When it comes to Bradley's solution, however, I have to disagree. His parting shot is that liberals need to begin emulating the conservative pyramid. This is nonsense. It's true that liberals need to develop a stable political structure and message independent of its specific candidates. But if such a structure is to actually work, it cannot resemble the one which conservatives use.

Why do I say this? It's a matter of personal psychology. Conservatives tend to fundamentally differ from liberals insofar as they prefer authority to persuasion. That is, to get conservatives to mobilize, you need to appeal to a transcendent authority such as a religious scripture or a constitutional text. However, to get liberals to mobilize, you need to convince them that they've been convinced; even if they're only fooling themselves, liberals need to believe they've critically analyzed an issue before they'll act on it politically.

In these terms, the conservative pyramid works because it combines hierarchical discipline within the pyramid with an outward political message that is authoritatively couched in a biblical and constitutionalist vocabulary.

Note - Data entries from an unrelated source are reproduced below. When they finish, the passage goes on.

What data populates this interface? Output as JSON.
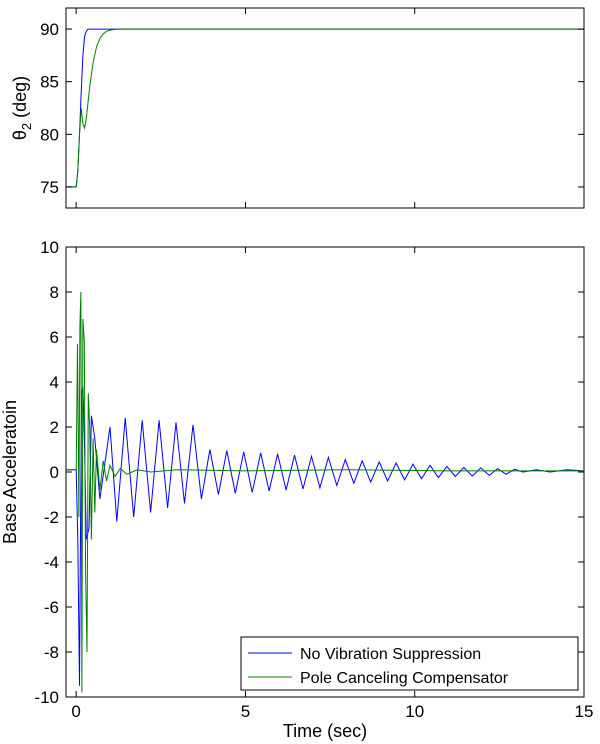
{
  "chart_data": [
    {
      "type": "line",
      "panel": "top",
      "ylabel": {
        "base": "θ",
        "sub": "2",
        "rest": " (deg)"
      },
      "xlim": [
        -0.3,
        15
      ],
      "ylim": [
        73,
        92
      ],
      "y_ticks": [
        75,
        80,
        85,
        90
      ],
      "x_ticks": [
        0,
        5,
        10,
        15
      ],
      "show_x_tick_labels": false,
      "grid": false,
      "series": [
        {
          "color": "#0000ff",
          "x": [
            -0.3,
            0.0,
            0.05,
            0.1,
            0.15,
            0.2,
            0.25,
            0.3,
            0.35,
            0.4,
            0.5,
            0.6,
            15
          ],
          "y": [
            75,
            75,
            76.5,
            80,
            84,
            87.5,
            89.3,
            89.8,
            90.0,
            90.0,
            90.0,
            90.0,
            90.0
          ]
        },
        {
          "color": "#008000",
          "x": [
            -0.3,
            0.0,
            0.05,
            0.1,
            0.15,
            0.2,
            0.25,
            0.3,
            0.35,
            0.4,
            0.5,
            0.6,
            0.7,
            0.8,
            0.9,
            1.0,
            1.2,
            1.5,
            15
          ],
          "y": [
            75,
            75,
            76.5,
            80,
            82.5,
            81.0,
            80.6,
            81.5,
            83.0,
            84.5,
            86.8,
            88.3,
            89.1,
            89.55,
            89.8,
            89.9,
            90.0,
            90.0,
            90.0
          ]
        }
      ]
    },
    {
      "type": "line",
      "panel": "bottom",
      "xlabel": "Time (sec)",
      "ylabel": "Base Acceleratoin",
      "xlim": [
        -0.3,
        15
      ],
      "ylim": [
        -10,
        10
      ],
      "y_ticks": [
        -10,
        -8,
        -6,
        -4,
        -2,
        0,
        2,
        4,
        6,
        8,
        10
      ],
      "x_ticks": [
        0,
        5,
        10,
        15
      ],
      "grid": false,
      "legend": {
        "position": "bottom-right",
        "entries": [
          {
            "label": "No Vibration Suppression",
            "color": "#0000ff"
          },
          {
            "label": "Pole Canceling Compensator",
            "color": "#008000"
          }
        ]
      },
      "series": [
        {
          "name": "No Vibration Suppression",
          "color": "#0000ff",
          "x": [
            -0.3,
            0.0,
            0.05,
            0.1,
            0.13,
            0.16,
            0.2,
            0.25,
            0.3,
            0.38,
            0.45,
            0.55,
            0.7,
            0.85,
            1.0,
            1.2,
            1.45,
            1.7,
            1.95,
            2.2,
            2.45,
            2.7,
            2.95,
            3.2,
            3.45,
            3.7,
            3.95,
            4.2,
            4.45,
            4.7,
            4.95,
            5.2,
            5.45,
            5.7,
            5.95,
            6.2,
            6.45,
            6.7,
            6.95,
            7.2,
            7.45,
            7.7,
            7.95,
            8.2,
            8.45,
            8.7,
            8.95,
            9.2,
            9.45,
            9.7,
            9.95,
            10.2,
            10.45,
            10.7,
            10.95,
            11.2,
            11.45,
            11.7,
            11.95,
            12.2,
            12.45,
            12.7,
            12.95,
            13.2,
            13.6,
            14.0,
            14.5,
            15.0
          ],
          "y": [
            0.1,
            0.1,
            -3.0,
            -9.5,
            -2.0,
            3.5,
            3.8,
            1.0,
            -3.0,
            -2.5,
            2.5,
            1.5,
            -1.2,
            0.4,
            2.0,
            -2.2,
            2.4,
            -2.0,
            2.3,
            -1.8,
            2.3,
            -1.6,
            2.2,
            -1.4,
            2.1,
            -1.2,
            1.0,
            -1.0,
            0.95,
            -0.95,
            0.9,
            -0.9,
            0.85,
            -0.85,
            0.8,
            -0.8,
            0.75,
            -0.75,
            0.7,
            -0.7,
            0.65,
            -0.6,
            0.55,
            -0.5,
            0.5,
            -0.45,
            0.45,
            -0.4,
            0.4,
            -0.35,
            0.35,
            -0.3,
            0.3,
            -0.25,
            0.25,
            -0.2,
            0.2,
            -0.18,
            0.18,
            -0.15,
            0.15,
            -0.1,
            0.12,
            0.0,
            0.1,
            0.0,
            0.1,
            0.05
          ]
        },
        {
          "name": "Pole Canceling Compensator",
          "color": "#008000",
          "x": [
            -0.3,
            0.0,
            0.04,
            0.08,
            0.11,
            0.14,
            0.17,
            0.2,
            0.24,
            0.28,
            0.32,
            0.36,
            0.4,
            0.45,
            0.5,
            0.55,
            0.6,
            0.7,
            0.8,
            0.9,
            1.0,
            1.15,
            1.3,
            1.5,
            1.8,
            2.2,
            3.0,
            5.0,
            8.0,
            11.0,
            15.0
          ],
          "y": [
            0.1,
            0.1,
            5.7,
            -2.0,
            6.5,
            8.0,
            -9.8,
            6.8,
            5.8,
            -4.5,
            -8.0,
            3.5,
            2.0,
            -3.0,
            1.5,
            -1.8,
            1.0,
            -0.8,
            0.5,
            -0.4,
            0.3,
            -0.2,
            0.15,
            -0.1,
            0.1,
            0.0,
            0.1,
            0.05,
            0.1,
            0.05,
            0.05
          ]
        }
      ]
    }
  ]
}
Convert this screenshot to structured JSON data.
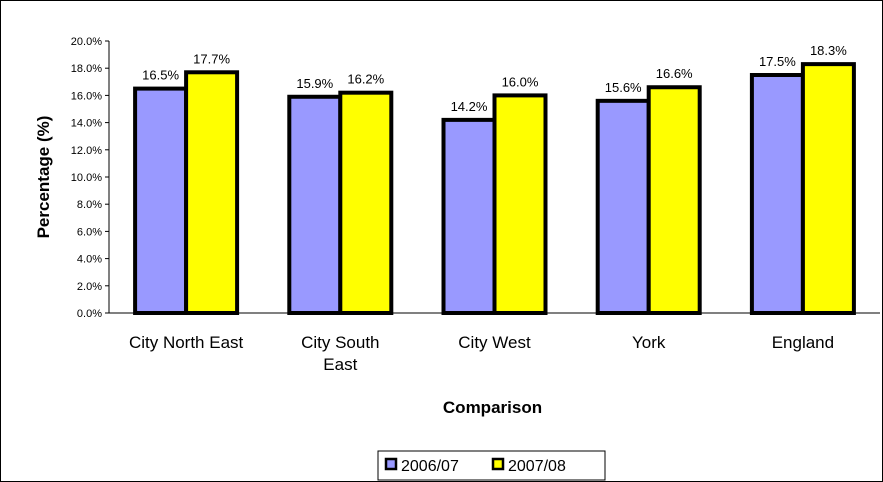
{
  "chart_data": {
    "type": "bar",
    "title": "",
    "xlabel": "Comparison",
    "ylabel": "Percentage (%)",
    "ylim": [
      0,
      20
    ],
    "y_ticks": [
      "0.0%",
      "2.0%",
      "4.0%",
      "6.0%",
      "8.0%",
      "10.0%",
      "12.0%",
      "14.0%",
      "16.0%",
      "18.0%",
      "20.0%"
    ],
    "categories": [
      [
        "City North East"
      ],
      [
        "City South",
        "East"
      ],
      [
        "City West"
      ],
      [
        "York"
      ],
      [
        "England"
      ]
    ],
    "series": [
      {
        "name": "2006/07",
        "color": "#9999ff",
        "values": [
          16.5,
          15.9,
          14.2,
          15.6,
          17.5
        ],
        "labels": [
          "16.5%",
          "15.9%",
          "14.2%",
          "15.6%",
          "17.5%"
        ]
      },
      {
        "name": "2007/08",
        "color": "#ffff00",
        "values": [
          17.7,
          16.2,
          16.0,
          16.6,
          18.3
        ],
        "labels": [
          "17.7%",
          "16.2%",
          "16.0%",
          "16.6%",
          "18.3%"
        ]
      }
    ],
    "grid": false,
    "legend_position": "bottom"
  }
}
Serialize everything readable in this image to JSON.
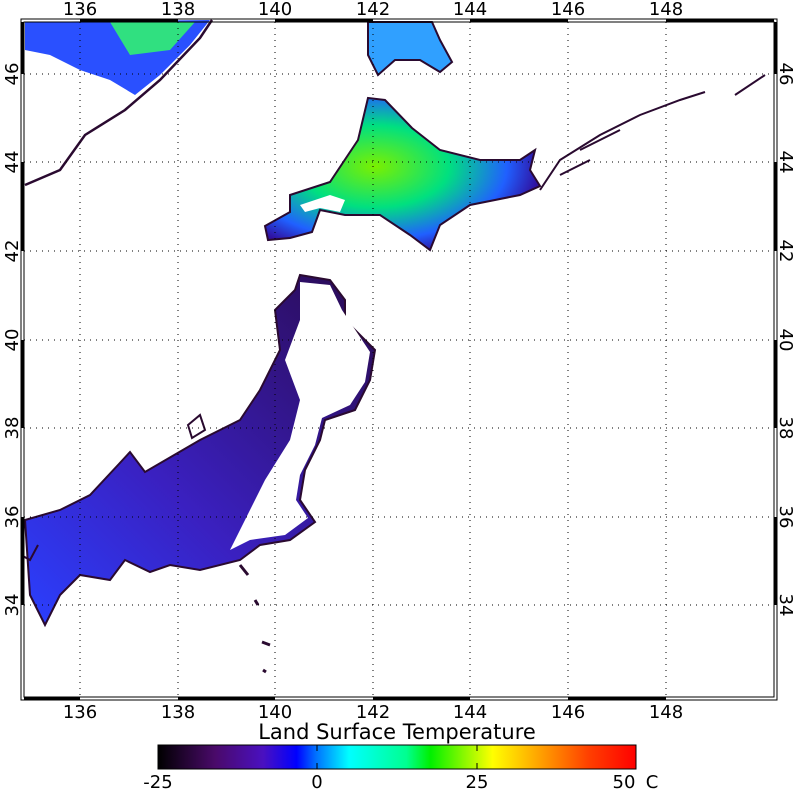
{
  "map": {
    "title": "Land Surface Temperature",
    "lon_ticks": [
      "136",
      "138",
      "140",
      "142",
      "144",
      "146",
      "148"
    ],
    "lat_ticks": [
      "46",
      "44",
      "42",
      "40",
      "38",
      "36",
      "34"
    ],
    "lon_range": [
      134.8,
      150.3
    ],
    "lat_range": [
      31.9,
      47.2
    ],
    "grid": "dotted",
    "coastline_color": "#2a0a30"
  },
  "colorbar": {
    "ticks": [
      "-25",
      "0",
      "25",
      "50"
    ],
    "unit": "C",
    "range": [
      -25,
      50
    ],
    "colors": [
      "#000000",
      "#5a0a7a",
      "#3a10d0",
      "#0000ff",
      "#0090ff",
      "#00ffff",
      "#00ff80",
      "#00ff00",
      "#ffff00",
      "#ff8000",
      "#ff0000"
    ]
  }
}
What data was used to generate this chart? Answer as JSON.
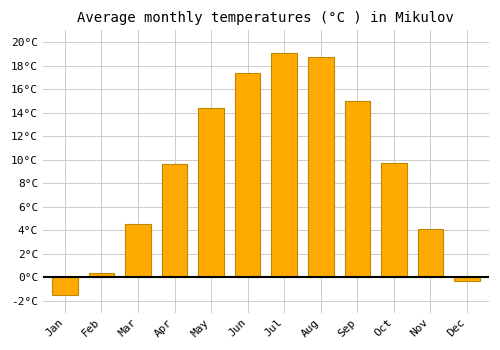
{
  "title": "Average monthly temperatures (°C ) in Mikulov",
  "months": [
    "Jan",
    "Feb",
    "Mar",
    "Apr",
    "May",
    "Jun",
    "Jul",
    "Aug",
    "Sep",
    "Oct",
    "Nov",
    "Dec"
  ],
  "values": [
    -1.5,
    0.4,
    4.5,
    9.6,
    14.4,
    17.4,
    19.1,
    18.7,
    15.0,
    9.7,
    4.1,
    -0.3
  ],
  "bar_color": "#FFAA00",
  "bar_edge_color": "#BB8800",
  "background_color": "#ffffff",
  "plot_bg_color": "#ffffff",
  "grid_color": "#cccccc",
  "ylim": [
    -3,
    21
  ],
  "yticks": [
    -2,
    0,
    2,
    4,
    6,
    8,
    10,
    12,
    14,
    16,
    18,
    20
  ],
  "ytick_labels": [
    "-2°C",
    "0°C",
    "2°C",
    "4°C",
    "6°C",
    "8°C",
    "10°C",
    "12°C",
    "14°C",
    "16°C",
    "18°C",
    "20°C"
  ],
  "zero_line_color": "#000000",
  "title_fontsize": 10,
  "tick_fontsize": 8,
  "font_family": "monospace",
  "bar_width": 0.7
}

For liberals to try to copy that success would thus be a disaster. The conservative pyramid is contingent upon a reverence for authority that liberals generally lack. And the point at which this would most become a problem is level four: the conservative means of disseminating a unified message simply isn't viable for liberals. Al Franken's listeners to the contrary, liberals do not believe in partisan media. In fact, to them the very idea is anathema. By expressly determining which news to air and why it is important, partisan news consciously pre-empts the deliberative process by which liberals define themselves. For that reason alone, the conservative pyramid will never work with a liberal agenda.

In the end, Bradley is right to articulate the need for liberals to develop a stable organizational structure that exists independently of its candidates. But if liberals adopt a conservative model in doing so, they needn't be surprised if conservatives still win.